I will skim your CV. If you have a bunch of bullet points, make every one of them count. Make the first one the best one. If it’s not interesting to you, it’s probably not interesting to me. I’m overworked and tired. Make my job easy.
“I work well in a team or individually” okay cool, you and everyone else. If the job means you’ll be part of a big team, talk about how much you love teamwork and how collaborating with people is the best way to solve problems. If the job requires lots of independence, talk about how you are great at taking direction and running with it, and how you have the confidence to follow your own ideas and seek out the insight of others when necessary. I am profoundly uninterested in cookie-cutter statements. I want to know how you actually work, not how a teacher once told you you should work.
For an entry-level role, tell me how you’re looking forward to growing and developing and learning as much as you can. I will hire genuine enthusiasm and drive over cherry-picked skills any day. You can teach someone to use Excel, but you can’t teach someone to give a shit. It makes a real difference.
This is my advice for small, independent orgs like charities, etc. We usually don’t go through agencies, and the person reading through the applications is usually the person who will manage you, so it helps if you can give them a real sense of who you are and how you’ll grab hold of that entry level position and give it all you’ve got. This stuff might not apply to big companies with actual HR departments - it’s up to you to figure out the culture and what they’re looking for and mirror it. Do they use buzzwords? Use the same buzzwords! Do they write in a friendly, informal way? Do the same!
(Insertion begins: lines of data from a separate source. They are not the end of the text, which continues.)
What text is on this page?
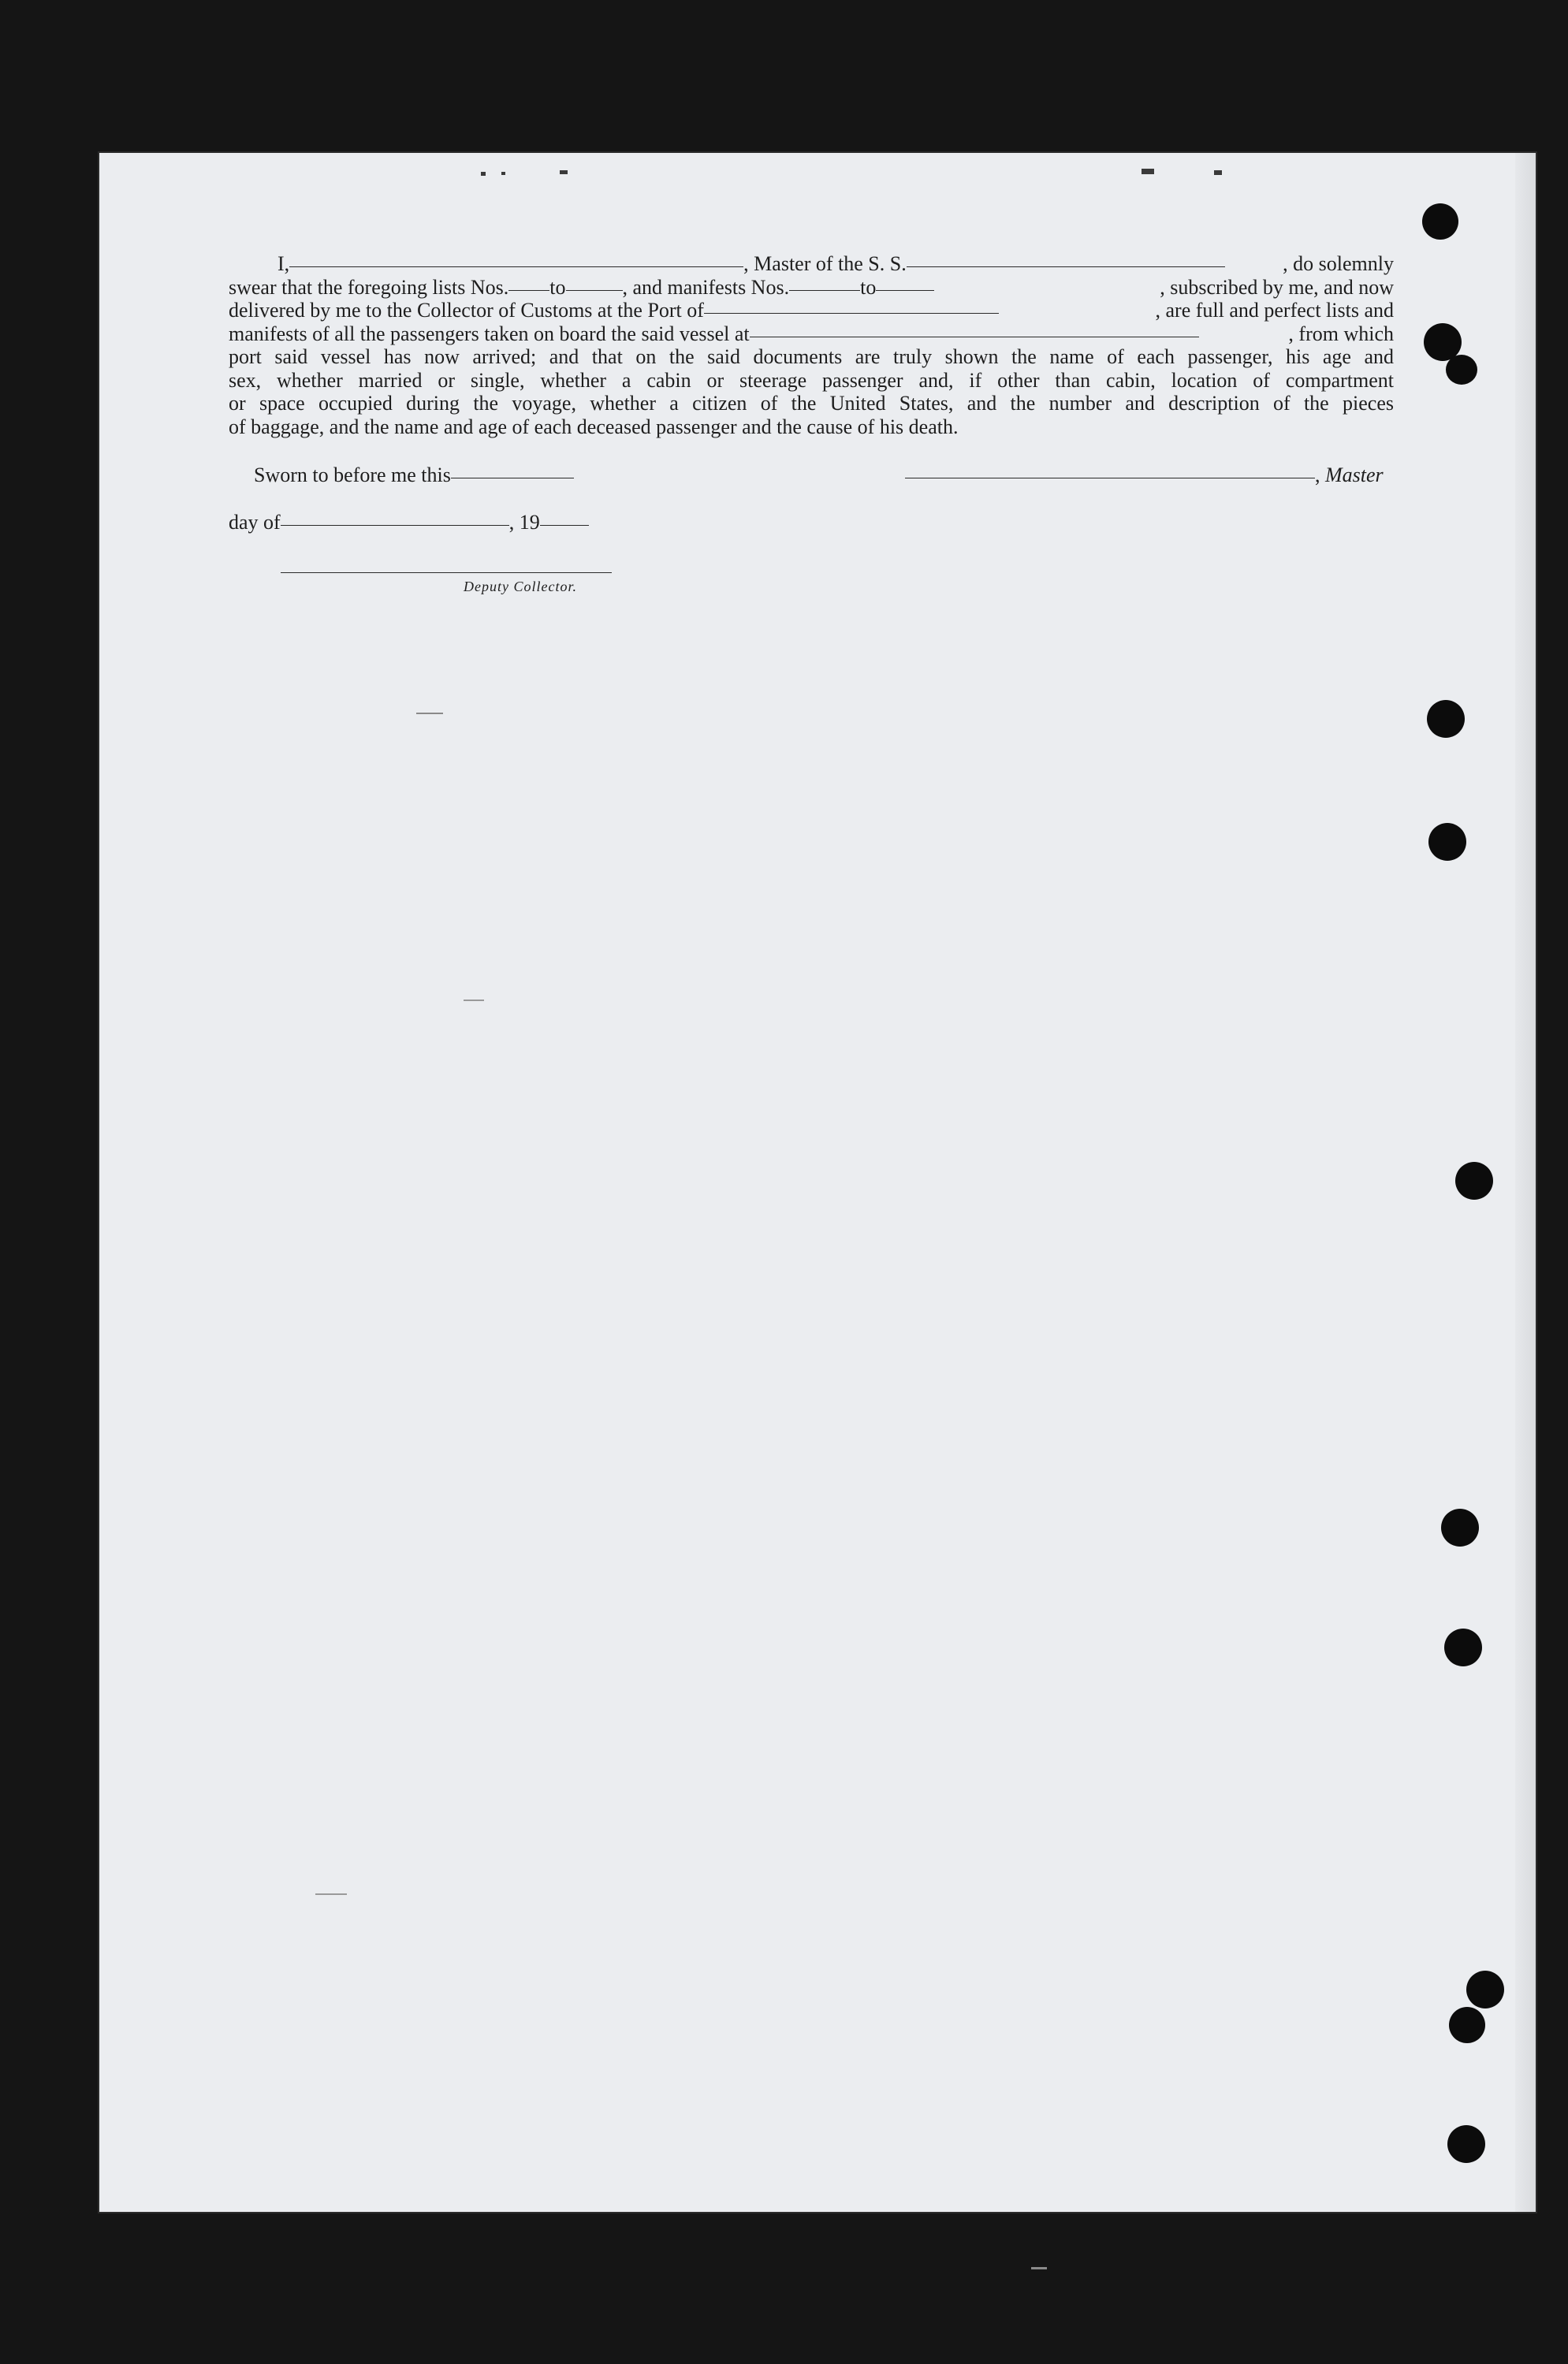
I,	, Master of the S. S.	, do solemnly
swear that the foregoing lists Nos. to	, and manifests Nos.	to	, subscribed by me, and now
delivered by me to the Collector of Customs at the Port of	, are full and perfect lists and
manifests of all the passengers taken on board the said vessel at	, from which
port said vessel has now arrived; and that on the said documents are truly shown the name of each passenger, his age and
sex, whether married or single, whether a cabin or steerage passenger and, if other than cabin, location of compartment
or space occupied during the voyage, whether a citizen of the United States, and the number and description of the pieces
of baggage, and the name and age of each deceased passenger and the cause of his death.
Sworn to before me this	, Master
day of	, 19
Deputy Collector.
And remember, 95% of job hunting (beyond who you know and flat-out nepotism, ugh) is luck. If you keep getting rejected, it’s not because you suck. You might just need a different approach, or it might just take the right pair of eyes landing on your CV.
And if you get rejected, it’s worthwhile asking why. You’ve already been rejected, the worst has already happened, there’s really nothing bad that can come out of you asking them for some constructive feedback (politely, informally, “if it isn’t too much trouble”). Pretty much all of us have been hopeless jobseekers at one point or another. We know it’s shitty and hard and soul-crushing. Friendliness goes a long way. Even if it’s just one line like “your cover letter wasn’t inspiring" at least you know where to start.
And seriously, if you have any friends that do any kind of hiring or have any involvement with that side of things, ask them to look at your CV with a big red pen and brutal honesty. I do this all the time, and the most important thing I do is making it so their CV doesn’t read exactly like that of every other person who took the same ‘how-to-get-a-job’ class in school. If your CV has a paragraph that starts with something like ‘I am a highly motivated and punctual individual who–’ then oh my god I AM ALREADY ASLEEP.